Daily Management Review

End of Secrecy of Swiss Bank accounts as data sharing begins


10/05/2018




End of Secrecy of Swiss Bank accounts as data sharing begins
Switzerland has automatically started to share data of bank account holders in its country with the governments and tax authorities of many countries which officially brings an end to the era of secrecy surrounding the thousands of Swiss bank accounts where mostly wealth individuals and firms from other countries were kept and managed. It is believed that the country such funds managed by banks of the country was the highest in the world.
 
According to a statement issued by the country’s Federal Tax Administration (FTA), in September this year, it had officially exchanged information for the first time about bank accounts according to global standards formulated to identify tax evaders throughout the world
 
However, there would be some areas where the banks will still maintain secrecy. For example, the Swiss authorities would not be allowed to automatically be allowed to know what citizens have in their domestic bank accounts. But the long standing demand by many countries to abolish the trend of stashing away cash brought in from outside of the country – mostly evading the tax regimens in such countries, and being managed by well-paid European professionals.
 
According to the statement FTA, Swiss authorities were supposed to exchange such information about secret bank details with nine countries apart from those of the European Union. The nine countries are Australia, Canada, Guernsey, Iceland, Isle of Man, Japan, Jersey, Norway and South Korea.
 
“Cyprus and Romania are currently excluded as they do not yet meet the international requirements on confidentiality and data security,” the FTA said.
 
The statement further said that exchange of data with Australia and France was delayed “as these states could not yet deliver data to the FTA due to technical reasons”. The agency also said that it was yet to get data from Croatia, Estonia and Poland.
 
Data on millions of accounts was collected by about 7,000 banks, trusts, insurers and other financial institutions that are registered with the FTA and then that data was transferred to the Swiss tax agency. In turn, the information of about two million accounts was sent to partner states by the FTA. No value of the money stashed away in those accounts was given by the agency.
 
The data handed over to other countries includes name of the owner of the accounts, their addresses, country of residence and the tax identification number along with data about the reporting institution, account balance and the capital income.
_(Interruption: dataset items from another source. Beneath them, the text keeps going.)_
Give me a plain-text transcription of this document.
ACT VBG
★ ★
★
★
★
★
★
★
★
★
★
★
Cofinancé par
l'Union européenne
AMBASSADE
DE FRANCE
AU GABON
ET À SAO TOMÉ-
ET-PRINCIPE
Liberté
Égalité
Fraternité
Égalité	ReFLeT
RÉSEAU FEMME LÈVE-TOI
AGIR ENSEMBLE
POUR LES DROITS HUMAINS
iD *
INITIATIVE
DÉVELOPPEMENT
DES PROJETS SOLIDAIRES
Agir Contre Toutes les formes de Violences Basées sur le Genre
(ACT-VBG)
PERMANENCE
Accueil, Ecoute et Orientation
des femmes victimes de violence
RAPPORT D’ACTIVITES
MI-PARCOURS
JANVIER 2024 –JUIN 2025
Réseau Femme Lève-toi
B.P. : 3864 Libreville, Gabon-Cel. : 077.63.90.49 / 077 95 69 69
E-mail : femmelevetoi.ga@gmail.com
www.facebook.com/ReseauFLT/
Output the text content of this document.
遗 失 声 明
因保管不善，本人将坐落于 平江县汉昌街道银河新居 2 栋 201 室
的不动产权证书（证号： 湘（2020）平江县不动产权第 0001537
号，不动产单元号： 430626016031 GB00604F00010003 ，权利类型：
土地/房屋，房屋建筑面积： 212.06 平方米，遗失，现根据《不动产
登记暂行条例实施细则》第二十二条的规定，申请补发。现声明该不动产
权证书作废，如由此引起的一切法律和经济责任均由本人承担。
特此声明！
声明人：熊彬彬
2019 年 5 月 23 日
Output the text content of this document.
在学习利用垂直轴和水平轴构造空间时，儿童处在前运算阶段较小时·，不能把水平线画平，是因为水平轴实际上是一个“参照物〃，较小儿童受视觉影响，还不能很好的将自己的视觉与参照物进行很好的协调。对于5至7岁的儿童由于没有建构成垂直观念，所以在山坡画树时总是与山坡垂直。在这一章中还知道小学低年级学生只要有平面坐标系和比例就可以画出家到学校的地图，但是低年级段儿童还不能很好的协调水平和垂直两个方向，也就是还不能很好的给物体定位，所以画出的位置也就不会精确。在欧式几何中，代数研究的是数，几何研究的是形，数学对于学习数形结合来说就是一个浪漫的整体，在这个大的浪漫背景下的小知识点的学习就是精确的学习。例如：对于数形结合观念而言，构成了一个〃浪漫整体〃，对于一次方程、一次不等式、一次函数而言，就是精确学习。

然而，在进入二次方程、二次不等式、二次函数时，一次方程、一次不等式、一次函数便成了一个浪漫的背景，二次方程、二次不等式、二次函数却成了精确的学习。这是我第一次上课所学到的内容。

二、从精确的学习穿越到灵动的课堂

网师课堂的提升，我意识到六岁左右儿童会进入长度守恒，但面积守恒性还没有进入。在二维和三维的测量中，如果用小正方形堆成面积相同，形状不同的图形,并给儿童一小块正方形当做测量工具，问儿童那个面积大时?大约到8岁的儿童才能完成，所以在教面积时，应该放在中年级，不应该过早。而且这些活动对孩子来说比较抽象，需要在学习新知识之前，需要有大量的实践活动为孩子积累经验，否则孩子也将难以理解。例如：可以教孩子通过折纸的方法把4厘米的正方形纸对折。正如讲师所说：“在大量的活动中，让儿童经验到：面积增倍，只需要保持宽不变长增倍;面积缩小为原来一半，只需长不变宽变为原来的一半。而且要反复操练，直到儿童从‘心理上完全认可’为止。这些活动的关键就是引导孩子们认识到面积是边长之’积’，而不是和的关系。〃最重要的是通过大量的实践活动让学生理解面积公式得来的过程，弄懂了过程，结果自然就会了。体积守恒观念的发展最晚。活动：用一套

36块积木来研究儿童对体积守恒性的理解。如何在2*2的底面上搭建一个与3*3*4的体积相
This information would allow tax authorities in the home countries of those account holders to assess whether the account holders had made correct declaration of the details of their financial accounts in foreign countries.
 
Starting next year, 80 partner countries would be included in the annual data exchange if the partner countries can ensure meeting the necessary measures for ensuring data security of the information shared.
 
It has been years that secrecy in Swiss banks has been criticised by many countries and taxation authorities and there was increasing international pressure which had already dented the level of secrecy of the banking accounts. This meant that Swiss bank accounts could no longer be used easily by rich people of other countries to stash away cash for which they have not paid taxes in the country of origin of such cash.